Pakar: Larangan Penjualan Rokok Eceran Justru Gencet Ekonomi UMKM
- Pembeli rokok eceran seringkali juga membeli produk lain seperti makanan dan minuman. Larangan ini bisa mengurangi transaksi yang terjadi, pada akhirnya mempengaruhi pendapatan UMKM.
Nasional
JAKARTA – Kebijakan pemerintah melarang penjualan rokok secara eceran telah menuai berbagai tanggapan, salah satunya dari pengamat ekonomi Gitadi Tegas Supramudyo.
Meski secara langsung dampak ekonomi kebijakan ini tampak kecil, Gitadi menekankan dampak tidak langsung atau multiplier effect terhadap UMKM cukup signifikan.
Menurutnya pembeli rokok eceran seringkali juga membeli produk lain seperti makanan dan minuman. Larangan ini bisa mengurangi transaksi yang terjadi, pada akhirnya mempengaruhi pendapatan UMKM.
“Meskipun dampak langsung dari larangan penjualan rokok eceran terlihat kecil untuk UMKM namun dampak tidak langsung atau multiplier effect-nya akan cukup besar,” terang Gitadi, di Surabaya, dilansir Antara, Selasa, 27 Agustus 2024.
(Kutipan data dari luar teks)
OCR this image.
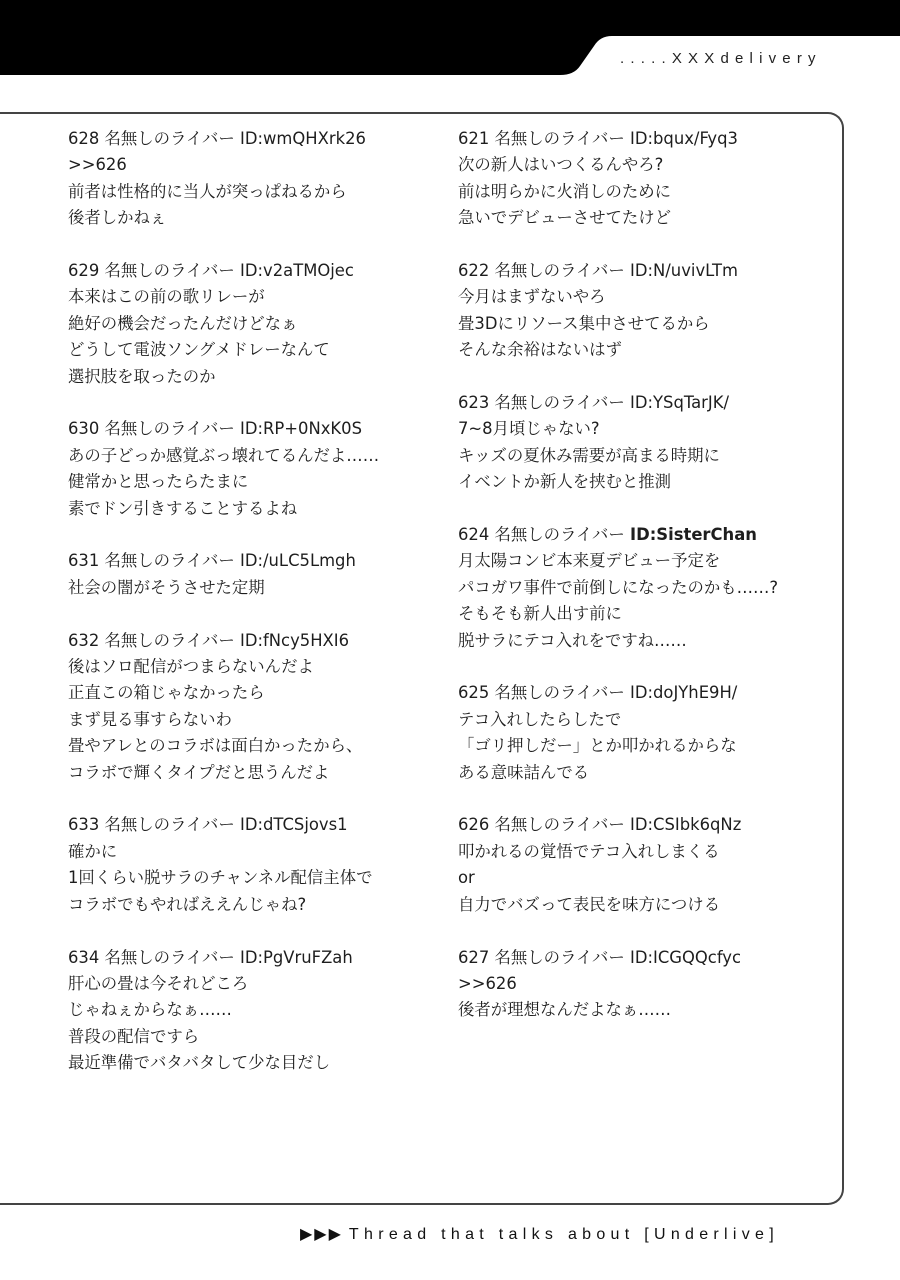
.....XXXdelivery
628 名無しのライバー ID:wmQHXrk26
>>626
前者は性格的に当人が突っぱねるから
後者しかねぇ
629 名無しのライバー ID:v2aTMOjec
本来はこの前の歌リレーが
絶好の機会だったんだけどなぁ
どうして電波ソングメドレーなんて
選択肢を取ったのか
630 名無しのライバー ID:RP+0NxK0S
あの子どっか感覚ぶっ壊れてるんだよ……
健常かと思ったらたまに
素でドン引きすることするよね
631 名無しのライバー ID:/uLC5Lmgh
社会の闇がそうさせた定期
632 名無しのライバー ID:fNcy5HXI6
後はソロ配信がつまらないんだよ
正直この箱じゃなかったら
まず見る事すらないわ
畳やアレとのコラボは面白かったから、
コラボで輝くタイプだと思うんだよ
633 名無しのライバー ID:dTCSjovs1
確かに
1回くらい脱サラのチャンネル配信主体で
コラボでもやればええんじゃね?
634 名無しのライバー ID:PgVruFZah
肝心の畳は今それどころ
じゃねぇからなぁ……
普段の配信ですら
最近準備でバタバタして少な目だし
621 名無しのライバー ID:bqux/Fyq3
次の新人はいつくるんやろ?
前は明らかに火消しのために
急いでデビューさせてたけど
622 名無しのライバー ID:N/uvivLTm
今月はまずないやろ
畳3Dにリソース集中させてるから
そんな余裕はないはず
623 名無しのライバー ID:YSqTarJK/
7~8月頃じゃない?
キッズの夏休み需要が高まる時期に
イベントか新人を挟むと推測
624 名無しのライバー ID:SisterChan
月太陽コンビ本来夏デビュー予定を
パコガワ事件で前倒しになったのかも……?
そもそも新人出す前に
脱サラにテコ入れをですね……
625 名無しのライバー ID:doJYhE9H/
テコ入れしたらしたで
「ゴリ押しだー」とか叩かれるからな
ある意味詰んでる
626 名無しのライバー ID:CSIbk6qNz
叩かれるの覚悟でテコ入れしまくる
or
自力でバズって表民を味方につける
627 名無しのライバー ID:ICGQQcfyc
>>626
後者が理想なんだよなぁ……
▶▶▶ Thread that talks about [Underlive]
Pengaruh pada Pengeluaran Konsumen
Gitadi juga menyoroti potensi peningkatan pengeluaran masyarakat akibat kebijakan ini. Dengan tidak adanya opsi membeli rokok secara eceran, konsumen terpaksa membeli rokok dalam satu bungkus, yang lebih mahal. Hal ini bisa membuat konsumen berpikir dua kali sebelum membeli barang-barang lain yang biasanya mereka beli bersama rokok eceran
"Orang yang membeli rokok eceran biasanya juga membeli produk lain seperti gorengan atau nasi bungkus. Ini yang perlu dipertimbangkan dalam analisis dampak kebijakan ini," terang Gitadi.
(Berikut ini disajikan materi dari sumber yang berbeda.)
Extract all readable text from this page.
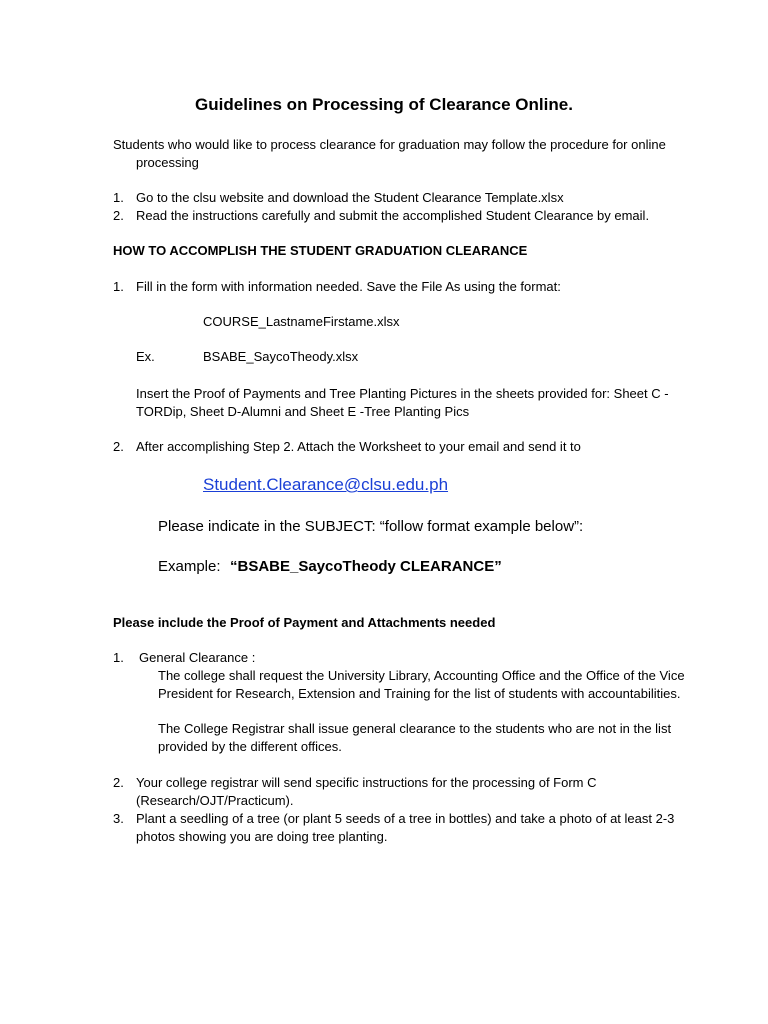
Guidelines on Processing of Clearance Online.
Students who would like to process clearance for graduation may follow the procedure for online
processing
1. Go to the clsu website and download the Student Clearance Template.xlsx
2. Read the instructions carefully and submit the accomplished Student Clearance by email.
HOW TO ACCOMPLISH THE STUDENT GRADUATION CLEARANCE
1. Fill in the form with information needed. Save the File As using the format:
COURSE_LastnameFirstame.xlsx
Ex.	BSABE_SaycoTheody.xlsx
Insert the Proof of Payments and Tree Planting Pictures in the sheets provided for: Sheet C -
TORDip, Sheet D-Alumni and Sheet E -Tree Planting Pics
2. After accomplishing Step 2. Attach the Worksheet to your email and send it to
Student.Clearance@clsu.edu.ph
Please indicate in the SUBJECT: “follow format example below”:
Example: “BSABE_SaycoTheody CLEARANCE”
Please include the Proof of Payment and Attachments needed
1. General Clearance :
The college shall request the University Library, Accounting Office and the Office of the Vice
President for Research, Extension and Training for the list of students with accountabilities.
The College Registrar shall issue general clearance to the students who are not in the list
provided by the different offices.
2. Your college registrar will send specific instructions for the processing of Form C
(Research/OJT/Practicum).
3. Plant a seedling of a tree (or plant 5 seeds of a tree in bottles) and take a photo of at least 2-3
photos showing you are doing tree planting.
Gitadi mempertanyakan efektivitas kebijakan ini dalam mengurangi jumlah perokok aktif. Ia berpendapat kebijakan ini mungkin sulit diimplementasikan dengan baik di lapangan, mengingat kebiasaan dan pola konsumsi rokok di masyarakat yang sudah mengakar.
Pergeseran Pola Konsumsi
Selain itu, Gitadi memperkirakan kebijakan ini mungkin hanya akan menggeser pola konsumsi rokok. Alih-alih mengurangi jumlah perokok, kebijakan ini bisa saja hanya mengubah cara mereka membeli rokok, misalnya dpergeseran cara membeli dalam jumlah besar atau berpindah ke produk tembakau lain.
Sebagai solusi, Gitadi menyarankan pemerintah mencari kebijakan yang lebih seimbang antara tujuan kesehatan masyarakat dan kepentingan ekonomi UMKM.
Ia juga menekankan pentingnya sosialisasi dan edukasi yang lebih intensif kepada masyarakat agar kebijakan ini dapat diterima dan dijalankan dengan baik.
Dengan berbagai tantangan yang dihadapi, kebijakan larangan penjualan rokok eceran akan menjadi ujian bagi pemerintah dalam menyeimbangkan antara kesehatan publik dan dampak ekonominya.
Tarikan Pajak Besar, Penjualan Dibatasi
Penjualan rokok di Indonesia mengalami pembatasan meskipun kontribusi pajaknya terhadap pendapatan negara sangat besar.
Menurut Direktur Komunikasi dan Bimbingan Pengguna Jasa Bea Cukai, Nirwala Dwi Heriyanto, setiap kotak rokok dikenakan tiga jenis pungutan utama, yaitu cukai rokok, pajak pertambahan nilai atas penyerahan hasil tembakau (PPNHT), dan pajak rokok. Sehingga, total pungutan dari ketiga komponen ini mencapai 68 persen dari harga jual rokok.
Nirwala menggambarkan besarnya kontribusi pajak dari rokok. Jika satu kotak rokok dijual seharga Rp10.000, maka dari jumlah tersebut, negara memperoleh Rp6.800 dalam bentuk berbagai pungutan pajak.
“Pungutan satu kotak rokok itu ada tiga, yaitu cukai rokok, pajak pertambahan nilai atas penyerahan hasil tembakau (PPNHT), dan pajak rokok yang totalnya 68 persen. Jadi, kalau misal satu kotak rokok ini harganya Rp10.000, maka pungutan negara itu Rp6.800,” terangnya.